Paolo Montalban is cute as the prince, and Brandy Norwood plays a lovely, fragile-looking, and sometimes vacant-looking Cinderella. I like how, even before the prince finds her at the end, she decides to leave home, knowing that she deserves a better life than the one she has with her stepmother and stepsisters.

Title: How to Steal a Million (1966)
Director: William Wyler
Language: English and some French
Rating: Not rated

This movie has the absurdity of a screwball comedy. The leads, Audrey Hepburn and Peter O'Toole, associate under highly improbable circumstances and look beautiful while doing so. (O'Toole is so damn charming here. Reminds me a little of Peter Wimsey - intelligent, doesn't appear to take much seriously, but is more serious than he appears.)

Anyway, Hepburn plays Nicole, the daughter of an art forger who passes himself off as an art collector. He's a Wizard of Oz type of scoundrel. One thing leads to another, and Nicole realizes that to keep her father's crimes from being discovered, she'll have to steal a statue he loaned to a museum. Simon (Peter O'Toole's character) arrives on the scene as a burglar who may be able to help her. Or so she thinks.

Week in Seven Words #486

The concierge could have undergone Marine Corp boot camp training and would still not have been prepared for this particular guest and her battery of demands.

Rain gushing like the sky is full of faulty plumbing.

The cloying scent of flowers and dog feces in a narrow park.

Dressed in gym shorts and gray tees, they've plonked themselves down on a couple of pink armchairs and are now discussing whether Noah's ark could have been built.

They get sucked into a game set in another world, where there are portals opening to demonic realms and taverns where you can quaff an ale by a roaring fire.

We're eating at the bar, conversation minimal, eyes mostly on the food. We're seated shoulder-to-shoulder in quiet companionship.
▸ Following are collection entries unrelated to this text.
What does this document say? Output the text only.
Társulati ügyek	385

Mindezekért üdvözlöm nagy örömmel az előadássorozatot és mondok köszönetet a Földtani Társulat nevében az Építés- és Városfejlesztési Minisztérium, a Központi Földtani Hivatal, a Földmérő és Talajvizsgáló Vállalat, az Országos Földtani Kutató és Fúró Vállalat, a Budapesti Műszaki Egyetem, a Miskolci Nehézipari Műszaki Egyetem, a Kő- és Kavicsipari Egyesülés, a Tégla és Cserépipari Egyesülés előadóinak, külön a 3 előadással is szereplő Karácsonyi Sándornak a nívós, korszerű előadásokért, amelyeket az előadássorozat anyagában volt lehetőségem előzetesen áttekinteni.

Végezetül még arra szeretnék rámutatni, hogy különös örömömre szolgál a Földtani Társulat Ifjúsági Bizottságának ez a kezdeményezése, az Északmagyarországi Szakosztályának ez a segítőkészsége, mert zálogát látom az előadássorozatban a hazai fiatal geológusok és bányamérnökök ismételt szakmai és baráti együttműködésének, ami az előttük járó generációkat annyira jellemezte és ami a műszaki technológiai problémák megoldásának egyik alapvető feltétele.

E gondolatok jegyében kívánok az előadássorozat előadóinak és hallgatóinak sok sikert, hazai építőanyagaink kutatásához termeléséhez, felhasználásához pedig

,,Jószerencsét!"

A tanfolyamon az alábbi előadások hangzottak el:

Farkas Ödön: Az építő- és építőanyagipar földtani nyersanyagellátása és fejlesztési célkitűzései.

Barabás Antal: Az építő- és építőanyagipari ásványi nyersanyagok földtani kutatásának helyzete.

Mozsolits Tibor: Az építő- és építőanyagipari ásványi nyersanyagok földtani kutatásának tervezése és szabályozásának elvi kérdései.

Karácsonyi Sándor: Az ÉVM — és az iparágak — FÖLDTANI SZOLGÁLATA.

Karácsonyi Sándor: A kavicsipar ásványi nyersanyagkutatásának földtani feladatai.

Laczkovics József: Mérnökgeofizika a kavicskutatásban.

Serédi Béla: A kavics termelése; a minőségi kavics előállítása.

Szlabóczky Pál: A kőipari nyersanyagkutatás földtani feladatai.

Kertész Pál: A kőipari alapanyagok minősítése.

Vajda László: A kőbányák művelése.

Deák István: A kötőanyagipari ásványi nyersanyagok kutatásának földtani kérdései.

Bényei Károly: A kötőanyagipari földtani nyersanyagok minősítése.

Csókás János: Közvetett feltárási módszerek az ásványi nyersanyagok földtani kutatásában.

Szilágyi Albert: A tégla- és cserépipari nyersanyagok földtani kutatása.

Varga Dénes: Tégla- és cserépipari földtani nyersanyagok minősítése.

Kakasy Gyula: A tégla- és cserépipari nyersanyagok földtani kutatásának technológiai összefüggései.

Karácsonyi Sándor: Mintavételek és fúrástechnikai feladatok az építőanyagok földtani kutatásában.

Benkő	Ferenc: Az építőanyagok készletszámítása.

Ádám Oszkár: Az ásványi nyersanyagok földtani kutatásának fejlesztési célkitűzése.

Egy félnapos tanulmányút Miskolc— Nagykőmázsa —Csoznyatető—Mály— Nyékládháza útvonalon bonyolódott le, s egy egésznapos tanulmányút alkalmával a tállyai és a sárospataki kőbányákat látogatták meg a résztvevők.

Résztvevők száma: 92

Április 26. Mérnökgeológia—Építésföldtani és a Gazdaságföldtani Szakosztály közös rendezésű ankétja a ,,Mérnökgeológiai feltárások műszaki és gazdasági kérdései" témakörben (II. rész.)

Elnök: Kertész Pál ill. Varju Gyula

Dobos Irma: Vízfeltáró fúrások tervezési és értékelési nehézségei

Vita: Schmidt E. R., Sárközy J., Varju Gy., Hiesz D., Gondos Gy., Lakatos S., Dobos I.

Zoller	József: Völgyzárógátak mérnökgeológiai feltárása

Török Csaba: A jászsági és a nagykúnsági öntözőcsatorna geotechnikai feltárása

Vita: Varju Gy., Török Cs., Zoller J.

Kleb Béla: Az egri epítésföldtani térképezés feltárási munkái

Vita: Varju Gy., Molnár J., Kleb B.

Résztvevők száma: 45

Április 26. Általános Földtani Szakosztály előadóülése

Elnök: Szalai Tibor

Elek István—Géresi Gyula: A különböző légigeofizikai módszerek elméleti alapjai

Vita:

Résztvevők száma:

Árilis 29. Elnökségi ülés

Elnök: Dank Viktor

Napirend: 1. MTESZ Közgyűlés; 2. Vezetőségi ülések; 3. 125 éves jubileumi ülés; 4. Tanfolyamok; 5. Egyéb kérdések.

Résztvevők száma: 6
They know which part of the store their child has run off to, because he's left a trail of crumbled crackers for them to follow.

Monday, December 2, 2019

Week in Seven Words #485

We sit at our own table, each of us with a little heap of food, including shawarma. At one point, a man with a sonorous voice sings "Hatikvah," and that's the highlight of the evening.

He normally has little to say, but with so many ladies around, he becomes more lively and charming. He shares cheesy, non-threatening jokes and plays up how nice he is to his mom.

The day is damp and unexpectedly cold. We meet at a pizzeria and sit at a sticky table, where I read through her writing. It's full of twisty, creative ideas and sparks of humor. But it needs more patience. She likes telling the reader everything upfront about a character's background and personality, when some things should be discovered more slowly.

Phone calls to three different offices to deal with an insurance claim rejected because of a paperwork error at a doctor's office.

The eggplants go into the ground in bright green shoots. Each plant gets its own mound, where it's tucked in for the next stage of growth. One woman presses her fingers to her lips and caresses the leaves of the ones she has planted.

They hand out lollipops to struggling students. Your grades may have tanked, but at least you get to saturate your mouth with artificial cherry flavor.

Contorting into different positions. I'm not sure how this is supposed to be relaxing. Ow, my back.